Possible Changes and Improvements to Employee Benefits Package
In lieu of the provided cost-benefit analysis, Cottage Health Hospital has approximately 3.8 million dollars a year to spend on improving employee benefits package in order to reduce turnover rates by 10%. This sum could be further increased by discarding some of the unneeded benefits in the existing program. As it stands, free onsite yoga and sitting massages are pointless because of how overworked most nurses are. The majority of them simply do not have any free time in order to use these benefits.
However, what this hospital desperately needs to reduce turnover rates is a solid paid leave program, which would include sick leaves, holidays, and vacations. While this is a very expensive benefit, the hospital has money to afford it. The reduction in turnover rates would allow the hospital to continue functioning even while some employees enjoy their paid days off, and the total number of active employees is bound to increase. In addition, the hospital would enjoy a higher quality of care and employee motivation, which should bring additional financial benefits to the organization. Lastly, improving employee retention would help decrease costs associated with active search and recruitment of new employees. Having a solid basis for commitment and long-term relationships with the hospital would encourage new employees to develop a career within the organization. Thus, overall benefits would outweigh the costs, resulting in a positive CBA ratio (Nas, 2016).
Conclusions
Cottage Health Hospital System is suffering from high turnover rates associated with burnout, tiredness of the nursing staff, and unsatisfactory employee benefits package. The cost-benefit analysis showed that there is a potential of decreasing turnover rate from 15.6% to 5.6% by providing employees with paid holidays, paid sick leaves, and paid vacations as part of the overall cost-efficiency improvement strategy.

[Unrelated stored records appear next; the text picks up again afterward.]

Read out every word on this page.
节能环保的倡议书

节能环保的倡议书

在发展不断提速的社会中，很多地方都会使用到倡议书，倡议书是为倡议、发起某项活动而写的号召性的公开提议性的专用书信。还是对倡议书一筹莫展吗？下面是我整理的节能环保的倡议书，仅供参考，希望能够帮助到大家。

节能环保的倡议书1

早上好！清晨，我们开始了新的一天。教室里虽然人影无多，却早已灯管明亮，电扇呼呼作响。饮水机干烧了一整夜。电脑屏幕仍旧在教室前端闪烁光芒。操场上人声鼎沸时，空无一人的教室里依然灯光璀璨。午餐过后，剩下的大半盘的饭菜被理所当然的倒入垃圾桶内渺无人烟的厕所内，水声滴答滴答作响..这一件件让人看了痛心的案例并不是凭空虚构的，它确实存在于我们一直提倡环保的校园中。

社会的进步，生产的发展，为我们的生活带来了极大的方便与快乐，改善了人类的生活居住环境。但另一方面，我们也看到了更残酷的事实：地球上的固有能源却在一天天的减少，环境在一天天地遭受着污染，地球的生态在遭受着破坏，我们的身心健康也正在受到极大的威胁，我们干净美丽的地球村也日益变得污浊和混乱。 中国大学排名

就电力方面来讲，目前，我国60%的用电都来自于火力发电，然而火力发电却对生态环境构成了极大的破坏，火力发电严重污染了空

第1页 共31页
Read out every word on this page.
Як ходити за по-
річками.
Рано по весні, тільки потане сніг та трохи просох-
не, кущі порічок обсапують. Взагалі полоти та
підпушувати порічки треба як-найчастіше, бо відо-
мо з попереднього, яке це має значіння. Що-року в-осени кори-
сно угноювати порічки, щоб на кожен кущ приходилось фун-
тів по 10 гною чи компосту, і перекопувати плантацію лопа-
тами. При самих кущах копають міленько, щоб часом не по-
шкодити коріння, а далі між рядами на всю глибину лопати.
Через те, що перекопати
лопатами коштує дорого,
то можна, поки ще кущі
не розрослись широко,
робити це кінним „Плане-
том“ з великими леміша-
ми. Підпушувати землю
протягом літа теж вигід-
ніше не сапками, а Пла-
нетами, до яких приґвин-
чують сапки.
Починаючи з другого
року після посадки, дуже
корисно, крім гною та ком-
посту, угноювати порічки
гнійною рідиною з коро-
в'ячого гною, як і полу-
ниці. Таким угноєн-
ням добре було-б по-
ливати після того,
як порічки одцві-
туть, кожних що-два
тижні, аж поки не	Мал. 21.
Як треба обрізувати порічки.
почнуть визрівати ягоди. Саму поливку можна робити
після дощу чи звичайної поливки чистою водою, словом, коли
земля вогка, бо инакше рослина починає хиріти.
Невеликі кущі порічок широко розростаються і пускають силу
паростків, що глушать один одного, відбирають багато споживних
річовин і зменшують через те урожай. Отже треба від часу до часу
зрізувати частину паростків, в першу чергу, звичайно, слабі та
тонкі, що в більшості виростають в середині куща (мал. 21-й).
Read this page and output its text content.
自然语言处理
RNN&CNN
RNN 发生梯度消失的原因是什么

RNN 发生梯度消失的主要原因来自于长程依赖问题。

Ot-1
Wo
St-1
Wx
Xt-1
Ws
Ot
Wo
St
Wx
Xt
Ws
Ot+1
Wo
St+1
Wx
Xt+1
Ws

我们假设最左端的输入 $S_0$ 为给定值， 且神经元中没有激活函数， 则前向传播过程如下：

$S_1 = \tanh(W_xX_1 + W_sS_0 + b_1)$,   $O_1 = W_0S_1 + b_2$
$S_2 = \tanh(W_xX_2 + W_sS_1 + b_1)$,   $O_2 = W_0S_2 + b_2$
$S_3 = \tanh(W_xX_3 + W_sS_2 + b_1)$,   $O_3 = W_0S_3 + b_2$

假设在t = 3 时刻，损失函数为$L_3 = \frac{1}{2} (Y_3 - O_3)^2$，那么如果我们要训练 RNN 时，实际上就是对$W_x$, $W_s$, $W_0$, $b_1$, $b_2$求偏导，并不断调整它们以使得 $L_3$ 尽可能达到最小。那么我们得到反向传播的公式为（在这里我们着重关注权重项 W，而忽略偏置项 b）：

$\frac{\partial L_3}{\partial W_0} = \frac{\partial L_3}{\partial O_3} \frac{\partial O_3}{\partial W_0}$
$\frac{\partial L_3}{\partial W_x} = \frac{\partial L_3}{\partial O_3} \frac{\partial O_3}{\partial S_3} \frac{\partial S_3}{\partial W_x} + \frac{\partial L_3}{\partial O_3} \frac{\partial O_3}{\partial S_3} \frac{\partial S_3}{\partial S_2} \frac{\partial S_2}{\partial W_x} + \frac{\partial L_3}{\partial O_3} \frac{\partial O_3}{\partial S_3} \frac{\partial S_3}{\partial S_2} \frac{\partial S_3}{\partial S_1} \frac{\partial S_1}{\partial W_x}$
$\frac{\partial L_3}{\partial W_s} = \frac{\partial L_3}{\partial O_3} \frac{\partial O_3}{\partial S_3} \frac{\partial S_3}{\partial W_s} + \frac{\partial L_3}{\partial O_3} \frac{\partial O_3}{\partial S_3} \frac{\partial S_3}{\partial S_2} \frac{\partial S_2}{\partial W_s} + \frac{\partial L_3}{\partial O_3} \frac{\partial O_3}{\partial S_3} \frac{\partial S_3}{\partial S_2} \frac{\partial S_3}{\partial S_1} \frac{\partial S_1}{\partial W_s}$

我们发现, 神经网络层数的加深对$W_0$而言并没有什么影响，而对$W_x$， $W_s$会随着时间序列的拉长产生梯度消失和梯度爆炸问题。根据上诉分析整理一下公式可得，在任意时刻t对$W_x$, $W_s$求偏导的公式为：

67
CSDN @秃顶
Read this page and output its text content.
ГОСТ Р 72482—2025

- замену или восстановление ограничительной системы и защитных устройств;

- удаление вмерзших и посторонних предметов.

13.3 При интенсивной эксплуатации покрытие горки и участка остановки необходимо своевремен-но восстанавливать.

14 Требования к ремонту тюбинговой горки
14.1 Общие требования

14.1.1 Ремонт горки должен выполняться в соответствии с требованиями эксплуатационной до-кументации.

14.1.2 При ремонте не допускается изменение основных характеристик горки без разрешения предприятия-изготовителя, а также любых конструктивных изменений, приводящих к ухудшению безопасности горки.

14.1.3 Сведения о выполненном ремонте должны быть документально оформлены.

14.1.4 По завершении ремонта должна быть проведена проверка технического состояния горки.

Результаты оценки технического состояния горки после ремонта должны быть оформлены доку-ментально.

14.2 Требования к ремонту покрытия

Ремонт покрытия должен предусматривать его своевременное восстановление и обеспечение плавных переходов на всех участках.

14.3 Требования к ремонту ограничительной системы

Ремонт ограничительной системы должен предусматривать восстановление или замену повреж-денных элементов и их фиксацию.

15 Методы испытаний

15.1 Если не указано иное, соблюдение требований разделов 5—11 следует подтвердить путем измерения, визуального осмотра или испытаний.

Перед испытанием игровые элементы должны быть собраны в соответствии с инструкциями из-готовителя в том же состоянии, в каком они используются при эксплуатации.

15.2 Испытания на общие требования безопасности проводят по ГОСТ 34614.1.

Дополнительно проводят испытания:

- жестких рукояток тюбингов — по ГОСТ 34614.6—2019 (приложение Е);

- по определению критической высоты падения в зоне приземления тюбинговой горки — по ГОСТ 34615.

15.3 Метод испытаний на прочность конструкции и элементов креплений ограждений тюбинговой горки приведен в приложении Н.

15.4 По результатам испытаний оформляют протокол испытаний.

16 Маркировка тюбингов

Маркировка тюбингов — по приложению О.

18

By retaining employees, the hospital would be able to improve its costs and quality of care while at the same time saving money otherwise spent on dealing with high turnover rates.
References
About Cottage Health. (n.d.). Web.
Cottage Health’s total compensation package. (n.d.). Web.
Duffield, C. M., Roche, M. A., Homer, C., Buchan, J., & Dimitrelis, S. (2014). A comparative review of nurse turnover rates and costs across countries. JAN, 60(12), 2703-2712.
Kantor, J. (2016). Staff turnover costs more than you think. Huffington Post. Web.
Nas, T. F. (2016). Cost-benefit analysis: Theory and application (2nd ed.). New York, NY: Lexington Books.
Thompson, J. (n.d.). Staff turnover in hospitals.Web.